Ho chiesto a tre imprese, diverse per tempi di presenza sul mercato e tipologia di attività (solo due sono in effetti startup), un parere sull’attuale situazione. Le tre realtà sono Cocontest, Gogobus e iCarry.

Alessandro Rossi, Cocontest

Cominciamo con Alessandro Rossi, co-founder di Cocontest, che ha una visione molto chiara del momento storico rispetto al settore dell’innovazione.

Si parla molto di startup. A dire il vero a volte si ha l’impressione che se ne parli troppo. I dati, però, parlano chiaro. Le giovani imprese italiane faticano a trovare interlocutori che possano accompagnarli in una crescita sensata ed efficace sul mercato. Da cosa dipende, questa distanza tra l’idea e la sua effettiva realizzazione?

Le startup italiane non crescono, tranne rarissime e per altro relative eccezioni, perché il sistema è pensato per non farle crescere, o almeno è strutturato in modo tale che nessuna abbia veramente la possibilità di farlo.

Mi spiego meglio: noi abbiamo moltissimi acceleratori, facciamo un fiume di microseed da 30-50K che non servono a nulla (senza parlare della proliferazione di premi e premietti da 10K, che sono veramente utili solo ad illudere dei giovani ragazzi) perché poi sarà praticamente impossibile chiudere un Serie A. Non conosco i numeri precisi ma il meccanismo è chiaro ed è più o meno questo: su 100 startup che prendono un microseed, 30-40 riescono a prendere (il più delle volte a rate, non fatevi ammaliare dagli annunci di fundraising sui blog di settore) quello che in Italia definiamo un Seed, cioè dai 200 ai 600-700K. Di queste però solo 3-4 faranno un Serie A da 2-4 milioni e nessuna farà mai un Serie B da 20-30 milioni (almeno non in Italia e certamente non da fondi italiani).
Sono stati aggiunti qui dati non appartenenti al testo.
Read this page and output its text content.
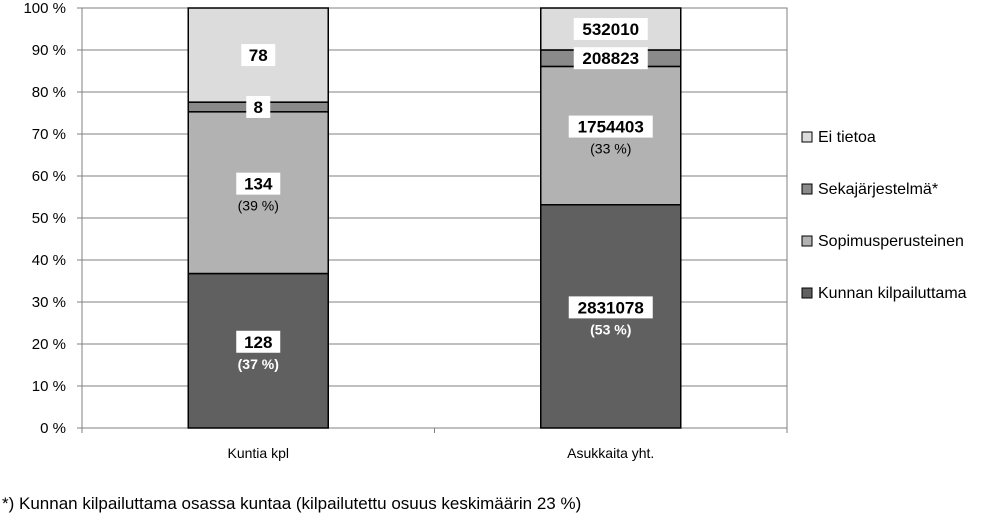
0 %
10 %
20 %
30 %
40 %
50 %
60 %
70 %
80 %
90 %
100 %
128
(37 %)
134
(39 %)
8
78
Kuntia kpl
2831078
(53 %)
1754403
(33 %)
208823
532010
Asukkaita yht.
Ei tietoa
Sekajärjestelmä*
Sopimusperusteinen
Kunnan kilpailuttama
*) Kunnan kilpailuttama osassa kuntaa (kilpailutettu osuus keskimäärin 23 %)
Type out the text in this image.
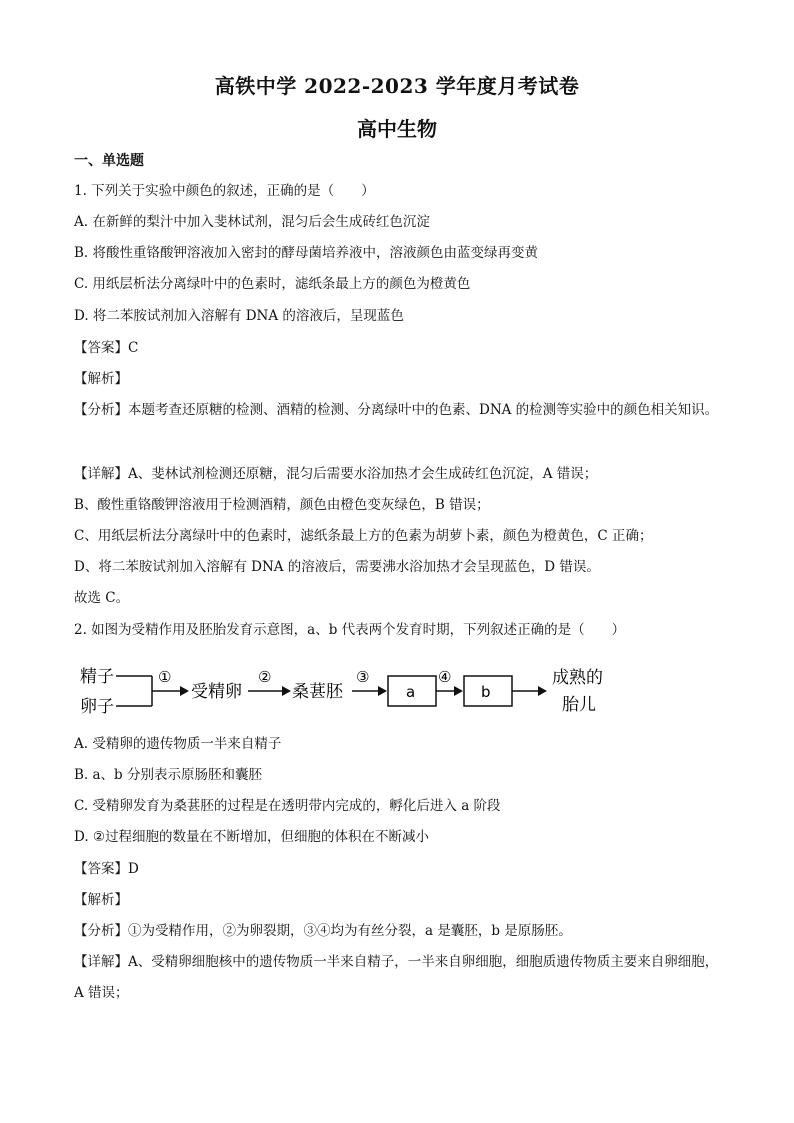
高铁中学 2022-2023 学年度月考试卷
高中生物
一、单选题
1. 下列关于实验中颜色的叙述，正确的是（　　）
A. 在新鲜的梨汁中加入斐林试剂，混匀后会生成砖红色沉淀
B. 将酸性重铬酸钾溶液加入密封的酵母菌培养液中，溶液颜色由蓝变绿再变黄
C. 用纸层析法分离绿叶中的色素时，滤纸条最上方的颜色为橙黄色
D. 将二苯胺试剂加入溶解有 DNA 的溶液后，呈现蓝色
【答案】C
【解析】
【分析】本题考查还原糖的检测、酒精的检测、分离绿叶中的色素、DNA 的检测等实验中的颜色相关知识。
【详解】A、斐林试剂检测还原糖，混匀后需要水浴加热才会生成砖红色沉淀，A 错误；
B、酸性重铬酸钾溶液用于检测酒精，颜色由橙色变灰绿色，B 错误；
C、用纸层析法分离绿叶中的色素时，滤纸条最上方的色素为胡萝卜素，颜色为橙黄色，C 正确；
D、将二苯胺试剂加入溶解有 DNA 的溶液后，需要沸水浴加热才会呈现蓝色，D 错误。
故选 C。
2. 如图为受精作用及胚胎发育示意图，a、b 代表两个发育时期，下列叙述正确的是（　　）
精子
卵子
①
受精卵
②
桑葚胚
③
a
④
b
成熟的
胎儿
A. 受精卵的遗传物质一半来自精子
B. a、b 分别表示原肠胚和囊胚
C. 受精卵发育为桑葚胚的过程是在透明带内完成的，孵化后进入 a 阶段
D. ②过程细胞的数量在不断增加，但细胞的体积在不断减小
【答案】D
【解析】
【分析】①为受精作用，②为卵裂期，③④均为有丝分裂，a 是囊胚，b 是原肠胚。
【详解】A、受精卵细胞核中的遗传物质一半来自精子，一半来自卵细胞，细胞质遗传物质主要来自卵细胞，A 错误；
Ora, a meno che non si tratti di siti di e-commerce con orizzonti di scalata molto locali, per scalare veramente una startup innovativa deve arrivare a fare almeno un Serie B se non Round ancora più grandi. Dunque o fai il giochino in Italia, e poi vai all’estero a cercare i soldi veri, oppure ti tengono in vita con 50K all’anno, lavori gratis per far fare i belli ai vari acceleratori di turno, e poi fallisci avendo perso un mare di tempo e di energie. Il discorso è molto, molto serio e riguarda il futuro di migliaia di giovani italiani, forse i migliori, sicuramente i meno omologati, i più creativi e coraggiosi. Eppure nessuno ne parla, magari lo scrupolo è far arrabbiare il mini investitore di turno.

Parliamo della necessità di trovare un ecosistema propizio all’innovazione. Per farlo, mi sembra evidente, è necessario portare a convergenza diversi fattori: la natura del territorio, l’intenzionalità politica, gli obiettivi delle aziende, gli attori che, tra istituzionale e privato, lavorano per far crescere il sistema impresa. Tu parli di una distanza tra chi sviluppa una startup (continuiamo a chiamarla così) e chi fa le leggi (ovvero, prepara le condizioni). Quale potrebbe essere una ricetta favorevole?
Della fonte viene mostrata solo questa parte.